2022 Optimization Days

HEC Montréal, Québec, Canada, 16 — 18 May 2022

Schedule Authors My Schedule

WB10 - Systems and Control

May 18, 2022 01:30 PM – 03:10 PM

Location: Banque Scotia (blue)

Chaired by Jérôme Le Ny

4 Presentations

  • 01:30 PM - 01:55 PM

    Model Predictive Control of a Tandem-rotor Helicopter

    • James Richard Forbes, presenter, McGill University

    Model predictive control (MPC) of a tandem-rotor helicopter is considered. A quadratic program with control input and attitude constraints is posed and solved. To realize a quadratic program, the nonlinear equations of motion are linearized about a reference trajectory using error defined on a matrix Lie group, specifically the group of double direct isometries. Additionally, the nonlinear attitude constraints are linearized. The reference trajectory is generated using finite-horizon linear quadratic control. To realize a tractable control problem a non-uniformly spaced prediction horizon is used. Monte-Carlo simulations highlight the robust nature of the proposed MPC control to model uncertainty, environmental disturbances, and initial conditions.

  • 01:55 PM - 02:20 PM

    System Norm Regularization Methods for Koopman Operator Approximation

    • Steven Dahdah, presenter, McGill University
    • James Richard Forbes, McGill University

    This presentation summarizes recently submitted work on approximating the Koopman operator from data using a system norm regularizer. The regression problem required to approximate the Koopman operator is numerically challenging when many lifting functions are considered. Even low-dimensional systems can yield unstable or ill-conditioned results in a high-dimensional lifted space.

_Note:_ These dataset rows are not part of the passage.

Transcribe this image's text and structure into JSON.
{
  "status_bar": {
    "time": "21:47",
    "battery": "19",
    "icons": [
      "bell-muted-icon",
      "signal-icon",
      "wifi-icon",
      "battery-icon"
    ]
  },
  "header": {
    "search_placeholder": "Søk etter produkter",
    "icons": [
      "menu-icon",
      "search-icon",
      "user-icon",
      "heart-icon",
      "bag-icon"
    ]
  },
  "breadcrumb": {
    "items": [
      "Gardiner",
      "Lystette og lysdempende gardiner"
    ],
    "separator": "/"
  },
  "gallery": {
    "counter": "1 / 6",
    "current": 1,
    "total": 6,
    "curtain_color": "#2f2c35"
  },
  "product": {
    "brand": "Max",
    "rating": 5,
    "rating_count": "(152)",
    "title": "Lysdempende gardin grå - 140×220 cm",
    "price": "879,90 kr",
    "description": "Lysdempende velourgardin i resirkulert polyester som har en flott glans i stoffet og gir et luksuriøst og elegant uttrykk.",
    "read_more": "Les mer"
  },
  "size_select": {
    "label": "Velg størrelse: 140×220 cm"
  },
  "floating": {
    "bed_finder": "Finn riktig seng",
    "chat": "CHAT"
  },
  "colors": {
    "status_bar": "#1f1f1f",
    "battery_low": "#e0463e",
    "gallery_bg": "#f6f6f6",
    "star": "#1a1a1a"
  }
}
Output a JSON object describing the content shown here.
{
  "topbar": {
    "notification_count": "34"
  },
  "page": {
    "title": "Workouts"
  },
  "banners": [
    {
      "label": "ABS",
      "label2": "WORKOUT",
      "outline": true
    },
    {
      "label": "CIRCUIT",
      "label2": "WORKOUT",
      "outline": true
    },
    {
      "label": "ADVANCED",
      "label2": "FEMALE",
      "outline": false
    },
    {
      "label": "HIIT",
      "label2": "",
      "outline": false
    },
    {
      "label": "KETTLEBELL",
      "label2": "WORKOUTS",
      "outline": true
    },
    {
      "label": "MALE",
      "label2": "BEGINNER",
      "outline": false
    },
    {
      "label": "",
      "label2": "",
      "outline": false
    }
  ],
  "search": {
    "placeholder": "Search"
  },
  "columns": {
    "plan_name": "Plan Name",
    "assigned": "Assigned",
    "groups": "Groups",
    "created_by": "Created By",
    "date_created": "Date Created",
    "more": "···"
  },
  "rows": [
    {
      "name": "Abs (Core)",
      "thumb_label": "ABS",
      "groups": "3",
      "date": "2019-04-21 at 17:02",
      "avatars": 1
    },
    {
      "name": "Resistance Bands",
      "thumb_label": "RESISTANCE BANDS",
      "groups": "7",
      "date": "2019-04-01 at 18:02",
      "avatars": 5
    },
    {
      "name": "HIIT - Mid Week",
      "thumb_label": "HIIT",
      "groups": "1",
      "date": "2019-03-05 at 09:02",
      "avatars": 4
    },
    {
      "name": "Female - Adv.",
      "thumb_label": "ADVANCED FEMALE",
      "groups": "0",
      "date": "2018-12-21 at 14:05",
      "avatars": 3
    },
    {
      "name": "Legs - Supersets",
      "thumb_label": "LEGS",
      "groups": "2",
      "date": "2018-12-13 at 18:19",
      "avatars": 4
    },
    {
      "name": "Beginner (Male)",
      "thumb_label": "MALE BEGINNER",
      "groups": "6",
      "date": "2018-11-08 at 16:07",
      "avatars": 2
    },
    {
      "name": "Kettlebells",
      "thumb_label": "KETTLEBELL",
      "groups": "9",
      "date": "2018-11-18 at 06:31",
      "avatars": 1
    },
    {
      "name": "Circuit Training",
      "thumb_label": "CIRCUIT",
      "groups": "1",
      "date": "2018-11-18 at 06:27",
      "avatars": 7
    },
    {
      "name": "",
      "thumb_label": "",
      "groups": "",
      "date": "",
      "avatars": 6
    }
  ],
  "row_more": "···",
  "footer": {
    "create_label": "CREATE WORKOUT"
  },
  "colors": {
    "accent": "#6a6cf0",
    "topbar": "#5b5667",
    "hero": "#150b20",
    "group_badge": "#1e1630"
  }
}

In this work, the regression problem is reformulated as a convex optimization problem with linear matrix inequality constraints. Hard asymptotic stability constraints and system norm regularizers are considered as methods to improve the numerical conditioning of the approximate Koopman operator. In particular, the H-infinity norm is used as a regularizer to penalize the input-output gain of the linear system defined by the Koopman operator. Weighting functions are then applied to penalize the system gain at specific frequencies. Experimental results using data from an aircraft fatigue structural test rig and a soft robot arm highlight the advantages of the proposed regression methods.

  • 02:20 PM - 02:45 PM

    Efficient Quantum Optimal Control

    • Sri Hari Krishna Narayanan, presenter, Argonne National Laboratory
    • Jan Hueckelheim, Argonne National Laboratory

    Quantum optimal control problems are typically solved by gradient-based algorithms such as GRAPE, which suffer from exponential growth in storage with increasing number of qubits and linear growth in memory requirements with increasing number of time steps. These memory requirements are a barrier for simulating large models or long time spans. We have created a nonstandard automatic differentiation technique that can compute gradients needed by GRAPE by exploiting the fact that the inverse of a unitary matrix is its conjugate transpose. Our approach significantly reduces the memory requirements for GRAPE, at the cost of a reasonable amount of recomputation. We present benchmark results based on an implementation in JAX.

  • 02:45 PM - 03:10 PM

    Differentially Private Linear Quadratic Gaussian Control

    • Kwassi Holali Degue, Ecole Polytechnique de Montreal
    • Jérôme Le Ny, presenter, GERAD - Polytechnique Montréal

    Real-time monitoring and control systems enabling a more intelligent infrastructure increasingly rely on privacy-sensitive data obtained from individuals to operate, e.g., location traces collected from the users of an intelligent transportation system. To encourage the participation of these individuals, it becomes important to develop estimation and control algorithms that protect their privacy. This talk presents a methodology for the design and optimization of a two-stage architecture for Kalman filtering and LQG control that enforces differential privacy, a state-of-the-art formal notion of privacy. The first stage aggregates the private signals, while the second stage reconstructs perturbed global statistics of interest. Performance is optimized by reducing the design problem to a semi-definite program.